Government slashes electric car grants

The government has agreed to honour the previous administration's £5,000 electric car subsidy, but it'll dramatically slash the number of these grants

Rory Reid

Bad news for electric car shoppers: the coalition government has agreed to honour the £5,000 electric car subsidy earmarked by the previous administration, but it'll dramatically slash the number of these grants until a review in January 2012.

The new government will commit just £43m of the original £230m promised, meaning tens of thousands of motorists could miss out. The number of grants honoured will fall to 8,600 -- well shy of the "minimum of 46,000" promised by the previous government.

Grants will be available from January 2011 -- just time for the launch of the Nissan Leaf. A full grant would cut the price of that car from £28,350 to £23,580. Only new-generation electric cars including the Leaf, Tesla Roadster and Mitsubishi i-MiEV will be eligible.

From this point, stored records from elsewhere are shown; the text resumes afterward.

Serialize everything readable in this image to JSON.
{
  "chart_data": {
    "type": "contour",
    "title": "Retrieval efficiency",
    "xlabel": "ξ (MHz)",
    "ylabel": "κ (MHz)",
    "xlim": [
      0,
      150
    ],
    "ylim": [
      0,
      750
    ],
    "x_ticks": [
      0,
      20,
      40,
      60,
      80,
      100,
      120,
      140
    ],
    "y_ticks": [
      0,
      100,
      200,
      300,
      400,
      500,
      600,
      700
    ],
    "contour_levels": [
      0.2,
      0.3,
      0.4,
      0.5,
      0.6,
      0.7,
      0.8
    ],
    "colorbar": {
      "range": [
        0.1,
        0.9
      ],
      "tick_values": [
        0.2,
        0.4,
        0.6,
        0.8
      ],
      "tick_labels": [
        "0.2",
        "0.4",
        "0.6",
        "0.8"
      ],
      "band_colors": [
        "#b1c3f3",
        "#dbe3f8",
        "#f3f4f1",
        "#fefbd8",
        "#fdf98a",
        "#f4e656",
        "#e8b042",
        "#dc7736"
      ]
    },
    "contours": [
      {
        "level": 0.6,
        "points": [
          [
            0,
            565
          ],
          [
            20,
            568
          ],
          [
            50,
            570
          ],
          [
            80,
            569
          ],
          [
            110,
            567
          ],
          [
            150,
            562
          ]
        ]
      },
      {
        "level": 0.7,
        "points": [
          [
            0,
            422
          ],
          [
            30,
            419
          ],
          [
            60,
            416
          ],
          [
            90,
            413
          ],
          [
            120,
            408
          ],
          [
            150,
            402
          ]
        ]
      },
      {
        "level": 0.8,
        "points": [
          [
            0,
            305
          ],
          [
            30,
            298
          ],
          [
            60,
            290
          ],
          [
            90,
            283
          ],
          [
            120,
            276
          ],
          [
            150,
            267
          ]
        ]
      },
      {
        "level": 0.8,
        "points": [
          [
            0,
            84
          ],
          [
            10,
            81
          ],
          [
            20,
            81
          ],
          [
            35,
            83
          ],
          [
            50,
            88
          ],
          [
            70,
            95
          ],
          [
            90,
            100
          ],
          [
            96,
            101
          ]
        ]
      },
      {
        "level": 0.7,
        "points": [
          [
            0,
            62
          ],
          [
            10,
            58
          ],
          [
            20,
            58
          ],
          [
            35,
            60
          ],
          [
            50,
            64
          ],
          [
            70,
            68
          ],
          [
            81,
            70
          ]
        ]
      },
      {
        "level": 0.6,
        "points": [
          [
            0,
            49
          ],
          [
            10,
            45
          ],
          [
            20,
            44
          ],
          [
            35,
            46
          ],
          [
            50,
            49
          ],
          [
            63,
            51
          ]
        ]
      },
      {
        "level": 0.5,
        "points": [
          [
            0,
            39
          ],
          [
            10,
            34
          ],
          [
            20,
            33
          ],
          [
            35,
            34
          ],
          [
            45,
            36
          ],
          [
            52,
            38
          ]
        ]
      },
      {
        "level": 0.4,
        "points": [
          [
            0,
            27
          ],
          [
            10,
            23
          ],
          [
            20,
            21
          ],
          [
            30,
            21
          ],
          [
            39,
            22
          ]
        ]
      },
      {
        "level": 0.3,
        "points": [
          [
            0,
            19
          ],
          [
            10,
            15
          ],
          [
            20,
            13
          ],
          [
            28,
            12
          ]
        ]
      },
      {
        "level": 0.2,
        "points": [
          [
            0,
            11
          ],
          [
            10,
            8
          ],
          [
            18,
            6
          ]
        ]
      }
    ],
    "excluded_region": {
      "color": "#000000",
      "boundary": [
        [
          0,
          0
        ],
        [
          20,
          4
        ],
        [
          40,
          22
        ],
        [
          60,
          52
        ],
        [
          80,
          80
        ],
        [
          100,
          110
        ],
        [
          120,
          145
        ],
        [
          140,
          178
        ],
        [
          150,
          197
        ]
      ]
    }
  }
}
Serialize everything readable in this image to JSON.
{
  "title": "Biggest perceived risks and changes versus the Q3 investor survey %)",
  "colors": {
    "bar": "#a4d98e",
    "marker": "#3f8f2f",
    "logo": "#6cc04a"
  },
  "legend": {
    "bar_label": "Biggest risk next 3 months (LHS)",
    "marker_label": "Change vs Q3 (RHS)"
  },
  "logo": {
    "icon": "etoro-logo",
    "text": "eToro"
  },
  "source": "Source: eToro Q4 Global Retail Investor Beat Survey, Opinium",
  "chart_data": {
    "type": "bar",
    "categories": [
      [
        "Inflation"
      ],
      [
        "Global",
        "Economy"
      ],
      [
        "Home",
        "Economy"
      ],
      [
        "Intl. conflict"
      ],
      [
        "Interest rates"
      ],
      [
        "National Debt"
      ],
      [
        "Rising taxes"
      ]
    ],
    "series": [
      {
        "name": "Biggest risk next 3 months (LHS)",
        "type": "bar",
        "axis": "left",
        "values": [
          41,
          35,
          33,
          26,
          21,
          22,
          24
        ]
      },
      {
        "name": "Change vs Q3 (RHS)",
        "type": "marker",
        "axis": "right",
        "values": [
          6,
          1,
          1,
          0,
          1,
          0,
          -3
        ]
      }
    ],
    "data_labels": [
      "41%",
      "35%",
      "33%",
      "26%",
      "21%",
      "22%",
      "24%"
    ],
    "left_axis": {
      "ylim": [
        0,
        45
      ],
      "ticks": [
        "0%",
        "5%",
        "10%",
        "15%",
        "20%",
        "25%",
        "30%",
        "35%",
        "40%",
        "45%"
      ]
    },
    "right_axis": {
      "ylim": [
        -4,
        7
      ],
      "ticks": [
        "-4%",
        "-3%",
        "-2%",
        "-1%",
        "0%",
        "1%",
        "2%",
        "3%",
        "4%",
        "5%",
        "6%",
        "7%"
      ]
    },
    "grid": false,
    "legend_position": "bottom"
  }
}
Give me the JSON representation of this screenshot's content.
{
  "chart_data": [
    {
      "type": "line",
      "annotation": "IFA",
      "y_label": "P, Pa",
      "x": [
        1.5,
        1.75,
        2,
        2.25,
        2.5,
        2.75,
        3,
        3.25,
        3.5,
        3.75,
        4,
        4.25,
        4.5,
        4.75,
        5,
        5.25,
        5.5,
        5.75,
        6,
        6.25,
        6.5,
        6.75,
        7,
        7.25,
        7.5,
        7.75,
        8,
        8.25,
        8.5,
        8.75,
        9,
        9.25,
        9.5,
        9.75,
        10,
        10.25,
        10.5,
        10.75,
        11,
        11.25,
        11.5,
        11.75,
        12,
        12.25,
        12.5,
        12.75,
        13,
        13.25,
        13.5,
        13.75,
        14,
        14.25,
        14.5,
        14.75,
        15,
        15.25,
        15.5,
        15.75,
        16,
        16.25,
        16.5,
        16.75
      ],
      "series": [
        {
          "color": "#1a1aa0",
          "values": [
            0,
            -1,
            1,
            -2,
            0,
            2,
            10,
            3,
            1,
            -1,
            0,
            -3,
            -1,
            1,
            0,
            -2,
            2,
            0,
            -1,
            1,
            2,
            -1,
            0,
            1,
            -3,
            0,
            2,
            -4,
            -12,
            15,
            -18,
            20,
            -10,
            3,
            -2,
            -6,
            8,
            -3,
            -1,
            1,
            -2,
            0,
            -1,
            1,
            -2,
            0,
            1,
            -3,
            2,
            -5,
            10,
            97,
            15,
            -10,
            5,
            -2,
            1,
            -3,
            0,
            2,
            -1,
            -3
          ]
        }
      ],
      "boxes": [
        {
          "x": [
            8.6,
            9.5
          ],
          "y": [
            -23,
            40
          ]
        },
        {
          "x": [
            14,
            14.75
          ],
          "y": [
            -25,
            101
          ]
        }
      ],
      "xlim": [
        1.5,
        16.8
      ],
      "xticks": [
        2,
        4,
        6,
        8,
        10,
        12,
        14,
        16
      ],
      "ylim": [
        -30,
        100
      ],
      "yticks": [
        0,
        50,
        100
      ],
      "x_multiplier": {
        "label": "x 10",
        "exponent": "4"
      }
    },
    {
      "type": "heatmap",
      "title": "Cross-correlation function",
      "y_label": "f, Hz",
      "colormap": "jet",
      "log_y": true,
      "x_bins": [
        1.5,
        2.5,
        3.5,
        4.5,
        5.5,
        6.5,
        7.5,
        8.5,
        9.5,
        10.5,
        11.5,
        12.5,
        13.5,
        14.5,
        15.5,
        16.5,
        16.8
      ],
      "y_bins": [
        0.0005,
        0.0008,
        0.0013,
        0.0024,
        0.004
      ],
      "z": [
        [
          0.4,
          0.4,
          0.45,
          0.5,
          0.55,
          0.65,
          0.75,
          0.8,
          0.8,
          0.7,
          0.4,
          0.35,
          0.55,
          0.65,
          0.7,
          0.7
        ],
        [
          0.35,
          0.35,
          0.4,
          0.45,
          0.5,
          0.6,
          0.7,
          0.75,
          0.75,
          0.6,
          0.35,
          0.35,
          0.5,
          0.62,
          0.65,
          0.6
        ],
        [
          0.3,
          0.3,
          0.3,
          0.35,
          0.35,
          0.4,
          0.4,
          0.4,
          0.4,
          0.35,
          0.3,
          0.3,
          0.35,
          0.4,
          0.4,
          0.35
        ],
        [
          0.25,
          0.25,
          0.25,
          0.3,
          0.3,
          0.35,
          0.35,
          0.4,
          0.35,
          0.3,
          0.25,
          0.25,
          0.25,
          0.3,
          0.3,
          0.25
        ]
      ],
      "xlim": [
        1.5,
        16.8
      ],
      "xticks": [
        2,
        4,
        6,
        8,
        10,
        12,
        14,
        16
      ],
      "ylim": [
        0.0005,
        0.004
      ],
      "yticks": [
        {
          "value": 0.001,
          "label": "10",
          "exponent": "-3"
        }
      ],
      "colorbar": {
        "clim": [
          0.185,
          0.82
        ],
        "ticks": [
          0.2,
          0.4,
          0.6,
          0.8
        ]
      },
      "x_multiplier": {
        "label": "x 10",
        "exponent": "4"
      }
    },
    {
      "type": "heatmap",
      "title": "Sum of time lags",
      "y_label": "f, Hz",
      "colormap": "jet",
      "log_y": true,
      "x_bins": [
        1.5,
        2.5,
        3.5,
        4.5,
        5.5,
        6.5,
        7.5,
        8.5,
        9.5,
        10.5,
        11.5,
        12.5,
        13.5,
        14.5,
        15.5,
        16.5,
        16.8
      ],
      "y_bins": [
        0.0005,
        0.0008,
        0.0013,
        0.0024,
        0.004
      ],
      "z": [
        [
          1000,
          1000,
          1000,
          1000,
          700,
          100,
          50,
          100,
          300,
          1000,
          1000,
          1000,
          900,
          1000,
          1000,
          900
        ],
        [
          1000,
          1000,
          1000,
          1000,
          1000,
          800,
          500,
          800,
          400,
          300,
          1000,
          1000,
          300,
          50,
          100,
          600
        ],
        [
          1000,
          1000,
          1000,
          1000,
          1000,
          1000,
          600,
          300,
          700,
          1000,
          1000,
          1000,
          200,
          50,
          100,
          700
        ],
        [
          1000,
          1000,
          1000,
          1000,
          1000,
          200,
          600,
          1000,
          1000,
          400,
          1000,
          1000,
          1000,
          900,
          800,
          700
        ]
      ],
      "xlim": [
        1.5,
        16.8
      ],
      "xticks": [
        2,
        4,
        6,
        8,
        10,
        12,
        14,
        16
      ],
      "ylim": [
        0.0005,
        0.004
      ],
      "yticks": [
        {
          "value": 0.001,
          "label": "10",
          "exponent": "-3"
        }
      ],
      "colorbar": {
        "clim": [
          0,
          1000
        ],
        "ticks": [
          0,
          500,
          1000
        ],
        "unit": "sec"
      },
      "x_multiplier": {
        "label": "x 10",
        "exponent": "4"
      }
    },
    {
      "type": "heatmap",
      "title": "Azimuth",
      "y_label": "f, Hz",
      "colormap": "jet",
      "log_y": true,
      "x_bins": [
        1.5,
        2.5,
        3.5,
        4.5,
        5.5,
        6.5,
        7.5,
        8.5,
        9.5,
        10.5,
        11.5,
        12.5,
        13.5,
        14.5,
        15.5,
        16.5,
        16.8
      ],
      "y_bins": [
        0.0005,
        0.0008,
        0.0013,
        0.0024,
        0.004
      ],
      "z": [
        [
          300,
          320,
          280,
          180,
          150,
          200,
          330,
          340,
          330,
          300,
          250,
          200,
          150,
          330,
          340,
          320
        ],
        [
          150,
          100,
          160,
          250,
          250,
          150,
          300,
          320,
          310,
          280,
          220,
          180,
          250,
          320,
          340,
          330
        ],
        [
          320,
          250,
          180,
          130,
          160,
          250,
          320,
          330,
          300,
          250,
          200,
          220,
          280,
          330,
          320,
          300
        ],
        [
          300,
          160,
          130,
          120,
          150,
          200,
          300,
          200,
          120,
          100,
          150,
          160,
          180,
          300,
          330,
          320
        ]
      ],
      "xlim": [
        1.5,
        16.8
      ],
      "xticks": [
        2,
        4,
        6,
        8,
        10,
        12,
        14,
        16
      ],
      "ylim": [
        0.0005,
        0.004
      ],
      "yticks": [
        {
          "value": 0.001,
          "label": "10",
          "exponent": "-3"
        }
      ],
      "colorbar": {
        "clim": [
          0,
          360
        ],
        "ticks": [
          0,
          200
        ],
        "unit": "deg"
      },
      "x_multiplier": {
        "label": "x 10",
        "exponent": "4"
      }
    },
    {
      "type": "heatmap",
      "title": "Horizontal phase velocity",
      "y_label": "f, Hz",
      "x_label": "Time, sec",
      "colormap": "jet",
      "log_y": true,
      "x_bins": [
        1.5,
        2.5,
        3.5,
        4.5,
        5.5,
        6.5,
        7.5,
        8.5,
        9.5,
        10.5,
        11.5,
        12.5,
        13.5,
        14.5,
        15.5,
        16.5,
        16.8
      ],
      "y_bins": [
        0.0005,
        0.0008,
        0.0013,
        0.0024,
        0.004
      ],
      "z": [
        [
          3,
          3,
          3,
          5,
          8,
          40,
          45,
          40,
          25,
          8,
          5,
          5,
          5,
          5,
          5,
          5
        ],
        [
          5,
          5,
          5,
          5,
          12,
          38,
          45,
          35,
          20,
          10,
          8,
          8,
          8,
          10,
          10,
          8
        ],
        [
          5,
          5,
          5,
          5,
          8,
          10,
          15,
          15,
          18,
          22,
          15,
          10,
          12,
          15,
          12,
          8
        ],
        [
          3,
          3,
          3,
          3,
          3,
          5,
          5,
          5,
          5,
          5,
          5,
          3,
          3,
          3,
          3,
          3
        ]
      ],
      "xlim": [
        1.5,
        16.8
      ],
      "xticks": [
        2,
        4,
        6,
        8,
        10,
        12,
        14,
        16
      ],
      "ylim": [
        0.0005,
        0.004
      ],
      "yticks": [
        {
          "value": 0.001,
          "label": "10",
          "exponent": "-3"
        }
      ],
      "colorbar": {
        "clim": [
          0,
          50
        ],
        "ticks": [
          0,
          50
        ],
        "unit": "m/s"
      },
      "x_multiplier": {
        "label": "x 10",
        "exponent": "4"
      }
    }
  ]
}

There's also uncertainty surrounding the previous government's 'plugged-in places' project, which promised thousands of new charging points to keep electric vehicles on the move. The government refused to be drawn on this, but said a decision on the financing and number of new charging points would be delayed until a full spending review in the autumn.

What do you think? Is £5,000 enough to persuade you to go electric? Is the £43m government pot too insignificant to persuade the masses to go green? Are electric cars even a viable method of mass transport?